Let's assume there's only C99 Standard paper and printf
library function needs to be implemented according to this standard to work with UTF-16 encoding, could you please clarify the expected behavior for s
conversion with precision specified?
C99 Standard (7.19.6.1) for s
conversion says:
If no l length modifier is present, the argument shall be a pointer to the initial element of an array of character type. Characters from the array are written up to (but not including) the terminating null character. If the precision is specified, no more than that many bytes are written. If the precision is not specified or is greater than the size of the array, the array shall contain a null character.

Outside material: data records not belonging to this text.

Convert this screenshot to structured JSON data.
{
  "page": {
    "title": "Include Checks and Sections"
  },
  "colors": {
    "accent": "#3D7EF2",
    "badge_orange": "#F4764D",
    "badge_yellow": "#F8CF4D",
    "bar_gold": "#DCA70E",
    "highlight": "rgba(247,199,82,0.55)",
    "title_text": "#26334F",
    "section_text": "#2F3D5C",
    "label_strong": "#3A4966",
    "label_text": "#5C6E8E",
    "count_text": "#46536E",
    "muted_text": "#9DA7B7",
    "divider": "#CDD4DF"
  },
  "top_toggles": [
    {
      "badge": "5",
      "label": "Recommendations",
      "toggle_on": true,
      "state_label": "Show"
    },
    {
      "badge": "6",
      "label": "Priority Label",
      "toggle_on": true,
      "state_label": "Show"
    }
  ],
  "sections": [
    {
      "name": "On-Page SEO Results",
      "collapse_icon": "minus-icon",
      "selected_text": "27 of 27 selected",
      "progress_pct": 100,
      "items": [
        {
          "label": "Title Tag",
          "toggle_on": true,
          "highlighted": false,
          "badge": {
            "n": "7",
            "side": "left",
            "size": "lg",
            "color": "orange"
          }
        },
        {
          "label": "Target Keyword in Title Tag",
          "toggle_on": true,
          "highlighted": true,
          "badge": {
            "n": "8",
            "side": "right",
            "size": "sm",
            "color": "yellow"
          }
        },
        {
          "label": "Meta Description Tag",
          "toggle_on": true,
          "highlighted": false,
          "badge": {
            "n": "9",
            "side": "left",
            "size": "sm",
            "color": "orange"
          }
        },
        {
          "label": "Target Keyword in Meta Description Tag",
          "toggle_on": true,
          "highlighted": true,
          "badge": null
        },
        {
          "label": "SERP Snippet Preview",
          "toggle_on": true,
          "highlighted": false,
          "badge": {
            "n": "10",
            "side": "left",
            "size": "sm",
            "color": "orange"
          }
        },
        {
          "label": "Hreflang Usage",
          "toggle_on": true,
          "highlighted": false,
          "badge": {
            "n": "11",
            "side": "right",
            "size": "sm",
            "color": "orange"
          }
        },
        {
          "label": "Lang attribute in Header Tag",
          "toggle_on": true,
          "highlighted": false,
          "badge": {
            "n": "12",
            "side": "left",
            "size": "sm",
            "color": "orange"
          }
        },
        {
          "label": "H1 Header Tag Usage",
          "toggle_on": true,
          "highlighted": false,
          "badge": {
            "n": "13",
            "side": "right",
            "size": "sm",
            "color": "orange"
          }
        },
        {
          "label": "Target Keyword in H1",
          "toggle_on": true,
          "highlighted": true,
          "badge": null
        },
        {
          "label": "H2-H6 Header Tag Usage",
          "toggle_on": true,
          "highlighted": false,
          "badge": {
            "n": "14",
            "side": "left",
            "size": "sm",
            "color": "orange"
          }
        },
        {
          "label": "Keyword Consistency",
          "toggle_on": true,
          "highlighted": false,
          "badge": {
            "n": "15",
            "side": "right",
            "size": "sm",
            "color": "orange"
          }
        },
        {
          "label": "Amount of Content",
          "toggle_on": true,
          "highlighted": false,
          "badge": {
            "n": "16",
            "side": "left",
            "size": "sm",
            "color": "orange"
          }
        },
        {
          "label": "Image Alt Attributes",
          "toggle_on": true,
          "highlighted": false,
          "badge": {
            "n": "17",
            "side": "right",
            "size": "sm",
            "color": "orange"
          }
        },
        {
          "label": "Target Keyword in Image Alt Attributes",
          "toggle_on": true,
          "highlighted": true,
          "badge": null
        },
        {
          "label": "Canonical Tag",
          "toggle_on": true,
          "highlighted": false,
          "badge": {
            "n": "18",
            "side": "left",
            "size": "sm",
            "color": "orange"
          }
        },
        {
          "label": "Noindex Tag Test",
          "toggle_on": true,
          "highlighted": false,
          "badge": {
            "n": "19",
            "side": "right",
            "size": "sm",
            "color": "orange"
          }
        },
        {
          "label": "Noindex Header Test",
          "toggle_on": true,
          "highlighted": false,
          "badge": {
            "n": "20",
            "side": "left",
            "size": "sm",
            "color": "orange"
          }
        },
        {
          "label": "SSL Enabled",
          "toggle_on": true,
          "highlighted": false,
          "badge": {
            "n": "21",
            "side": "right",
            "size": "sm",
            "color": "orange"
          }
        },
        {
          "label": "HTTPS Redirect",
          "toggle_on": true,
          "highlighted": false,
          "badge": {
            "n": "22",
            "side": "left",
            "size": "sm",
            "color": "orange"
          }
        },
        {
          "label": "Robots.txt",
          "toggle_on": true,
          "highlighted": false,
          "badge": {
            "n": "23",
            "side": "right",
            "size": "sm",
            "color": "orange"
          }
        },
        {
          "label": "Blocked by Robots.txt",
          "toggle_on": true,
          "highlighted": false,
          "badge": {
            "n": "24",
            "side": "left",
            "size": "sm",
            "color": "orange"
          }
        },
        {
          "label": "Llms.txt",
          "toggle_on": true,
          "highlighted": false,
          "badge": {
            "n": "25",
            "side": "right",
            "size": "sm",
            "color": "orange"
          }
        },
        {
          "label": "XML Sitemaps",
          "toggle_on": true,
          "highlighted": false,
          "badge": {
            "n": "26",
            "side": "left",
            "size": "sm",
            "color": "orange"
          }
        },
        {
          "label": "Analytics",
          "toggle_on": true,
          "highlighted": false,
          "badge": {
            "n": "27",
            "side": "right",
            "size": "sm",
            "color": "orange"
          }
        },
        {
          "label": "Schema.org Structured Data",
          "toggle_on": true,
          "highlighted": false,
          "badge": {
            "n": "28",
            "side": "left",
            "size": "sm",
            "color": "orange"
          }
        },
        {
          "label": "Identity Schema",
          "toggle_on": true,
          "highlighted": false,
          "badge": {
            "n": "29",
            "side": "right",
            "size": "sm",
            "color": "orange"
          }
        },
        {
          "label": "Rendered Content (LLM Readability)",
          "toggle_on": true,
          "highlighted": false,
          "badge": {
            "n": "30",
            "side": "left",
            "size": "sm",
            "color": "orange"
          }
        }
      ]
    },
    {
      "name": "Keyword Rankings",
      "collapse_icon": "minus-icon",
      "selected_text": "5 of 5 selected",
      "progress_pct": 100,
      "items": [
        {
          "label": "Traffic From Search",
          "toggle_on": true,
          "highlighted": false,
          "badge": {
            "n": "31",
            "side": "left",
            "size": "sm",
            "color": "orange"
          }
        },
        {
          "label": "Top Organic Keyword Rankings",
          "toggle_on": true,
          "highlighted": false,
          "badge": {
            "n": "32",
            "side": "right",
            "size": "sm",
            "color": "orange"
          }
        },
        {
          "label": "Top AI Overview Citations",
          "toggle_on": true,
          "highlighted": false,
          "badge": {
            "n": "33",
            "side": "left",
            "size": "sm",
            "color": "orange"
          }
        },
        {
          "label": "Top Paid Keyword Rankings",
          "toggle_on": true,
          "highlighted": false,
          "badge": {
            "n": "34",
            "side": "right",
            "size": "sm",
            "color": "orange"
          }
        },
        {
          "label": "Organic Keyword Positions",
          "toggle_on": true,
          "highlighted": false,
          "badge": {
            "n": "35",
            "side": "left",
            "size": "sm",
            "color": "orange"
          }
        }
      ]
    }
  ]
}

If an l length modifier is present, the argument shall be a pointer to the initial element of an array of wchar_t type. Wide characters from the array are converted to multibyte characters (each as if by a call to the wcrtomb function, with the conversion state described by an mbstate_t object initialized to zero before the first wide character is converted) up to and including a terminating null wide character. The resulting multibyte characters are written up to (but not including) the terminating null character (byte). If no precision is specified, the array shall contain a null wide character. If a precision is specified, no more than that many bytes are written (including shift sequences, if any), and the array shall contain a null wide character if, to equal the multibyte character sequence length given by the precision, the function would need to access a wide character one past the end of the array. In no case is a partial multibyte character written.
I don't quite understand this paragraph in general and the statement "If a precision is specified, no more than that many bytes are written" in particular.
For example, let's take UTF-16 string "TEST" (byte sequence: 0x54, 0x00, 0x45, 0x00, 0x53, 0x00, 0x54, 0x00).
What is expected to be written to the output buffer in the following cases:
- If precision is 3
- If precision is 9 (one byte more than string length)
- If precision is 12 (several bytes more than string length)
Then there's also "Wide characters from the array are converted to multibyte characters". Does it mean UTF-16 should be converted to UTF-8 first? This is pretty strange in case I expect to work with UTF-16 only.